Trotz dieser vielfältigen positiven Funktionen hat der Mensch die Auenlandschaft massiv zerstört und in Siedlungsflächen und Kulturlandschaften umgewandelt. Natürliche, von Menschen unbeeinflusste Auen finden sich in den meisten Ländern Europas so gut wie überhaupt nicht mehr. In Deutschland wird nur noch 1% der rezenten Auen als gering verändert und naturnah eingestuft und nahezu auf allen Auenflächen finden hierzulande menschliche Nutzungen statt. Die natürliche Abfluss- und Feststoffdynamik wird durch Stauanlagen behindert und flussmorphologische Veränderungen durch Deiche und Mauern unterbunden. An die Flüsse angebundene Feuchtgebiete und Altgewässer wurden trockengelegt, Auwälder abgeholzt und Überschwemmungsgebiete beseitigt.

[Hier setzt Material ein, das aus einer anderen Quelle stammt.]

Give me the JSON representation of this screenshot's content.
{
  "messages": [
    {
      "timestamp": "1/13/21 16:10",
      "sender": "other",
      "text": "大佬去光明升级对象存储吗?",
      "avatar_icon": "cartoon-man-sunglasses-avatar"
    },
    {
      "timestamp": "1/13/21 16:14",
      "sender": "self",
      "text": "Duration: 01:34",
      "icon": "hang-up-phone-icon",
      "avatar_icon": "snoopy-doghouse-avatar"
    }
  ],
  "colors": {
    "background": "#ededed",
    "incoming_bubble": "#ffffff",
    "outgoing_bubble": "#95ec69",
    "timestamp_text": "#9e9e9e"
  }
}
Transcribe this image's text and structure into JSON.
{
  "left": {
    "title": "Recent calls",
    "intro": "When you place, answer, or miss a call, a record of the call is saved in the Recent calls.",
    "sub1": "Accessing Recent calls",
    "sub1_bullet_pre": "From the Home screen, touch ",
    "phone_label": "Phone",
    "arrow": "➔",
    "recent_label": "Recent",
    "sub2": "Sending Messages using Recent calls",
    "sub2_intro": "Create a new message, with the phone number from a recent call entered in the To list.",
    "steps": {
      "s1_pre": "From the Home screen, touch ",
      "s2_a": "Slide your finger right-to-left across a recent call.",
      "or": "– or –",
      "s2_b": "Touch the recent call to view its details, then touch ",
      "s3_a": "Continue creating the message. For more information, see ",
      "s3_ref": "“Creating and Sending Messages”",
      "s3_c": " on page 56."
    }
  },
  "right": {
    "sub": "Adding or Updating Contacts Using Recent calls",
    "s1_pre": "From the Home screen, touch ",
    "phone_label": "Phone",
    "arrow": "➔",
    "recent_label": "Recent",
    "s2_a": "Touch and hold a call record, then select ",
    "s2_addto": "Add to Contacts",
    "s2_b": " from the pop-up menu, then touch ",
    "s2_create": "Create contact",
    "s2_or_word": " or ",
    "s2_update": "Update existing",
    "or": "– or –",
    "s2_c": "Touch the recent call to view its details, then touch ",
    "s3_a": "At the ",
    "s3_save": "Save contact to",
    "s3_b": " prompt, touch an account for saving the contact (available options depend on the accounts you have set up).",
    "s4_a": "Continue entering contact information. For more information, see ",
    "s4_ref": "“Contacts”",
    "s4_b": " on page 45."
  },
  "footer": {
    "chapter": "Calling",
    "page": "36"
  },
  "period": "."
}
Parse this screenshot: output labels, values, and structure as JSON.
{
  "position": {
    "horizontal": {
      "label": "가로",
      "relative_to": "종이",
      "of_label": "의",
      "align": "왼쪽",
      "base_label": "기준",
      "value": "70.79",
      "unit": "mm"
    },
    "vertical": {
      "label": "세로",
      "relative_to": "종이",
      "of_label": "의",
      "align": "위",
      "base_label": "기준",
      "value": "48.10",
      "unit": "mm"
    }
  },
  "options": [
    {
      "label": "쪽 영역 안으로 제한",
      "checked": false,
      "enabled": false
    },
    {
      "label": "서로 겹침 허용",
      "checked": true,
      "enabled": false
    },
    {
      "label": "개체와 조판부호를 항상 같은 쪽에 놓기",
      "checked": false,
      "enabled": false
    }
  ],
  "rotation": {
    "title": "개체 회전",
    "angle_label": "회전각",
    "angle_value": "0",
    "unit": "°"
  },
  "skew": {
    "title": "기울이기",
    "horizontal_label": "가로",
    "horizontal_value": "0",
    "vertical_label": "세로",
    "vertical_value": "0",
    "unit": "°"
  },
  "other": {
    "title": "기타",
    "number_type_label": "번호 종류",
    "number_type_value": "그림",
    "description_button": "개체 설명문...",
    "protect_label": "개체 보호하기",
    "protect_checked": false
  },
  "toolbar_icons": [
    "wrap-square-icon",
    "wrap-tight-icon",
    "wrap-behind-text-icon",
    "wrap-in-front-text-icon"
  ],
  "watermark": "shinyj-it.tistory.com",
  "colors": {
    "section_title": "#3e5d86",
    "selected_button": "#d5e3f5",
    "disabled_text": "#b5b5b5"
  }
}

Der Schaden, den wir damit angerichtet haben, ist jedoch nicht nur aus ökologischer Sicht als katastrophal zu bezeichnen. Auch für uns Menschen nehmen die direkten und indirekten Folgen dieser großflächigen Naturzerstörungen zunehmend kritische Dimensionen an. Durch den Verlust an natürlichen Hochwasserretentionsräumen haben sich die Hochwasserabflüsse und das Gefährdungspotential der Flüsse massiv verschärft. Allein in Deutschland leben Millionen von Menschen inmitten dieser ehemaligen Überschwemmungsgebiete und bei der Überschreitung der Schutzwirkungen künstlicher Hochwasserschutzanlagen entstehen enorme Sach- und Personenschäden, wobei die Risiken in der Zukunft trotz massiver Gewässerverbauungen durch den Klimawandel noch weiter zunehmen dürften. Auch das menschengemachte Massenartensterben lässt sich zu einem großen Teil auf den Verlust dieser Naturlandschaften zurückführen und wird in seinen Konsequenzen für das biologische Gleichgewicht auf unserem Planeten und auch für uns Menschen immer noch vielfach unterschätzt oder ignoriert. Wir sind aber abhängig von einer intakten Natur und müssen daher viel mehr unternehmen, um dieses Gleichgewicht wieder herzustellen und die Zerstörung dieser wertvollen Auenlandschaften wieder rückgängig zu machen.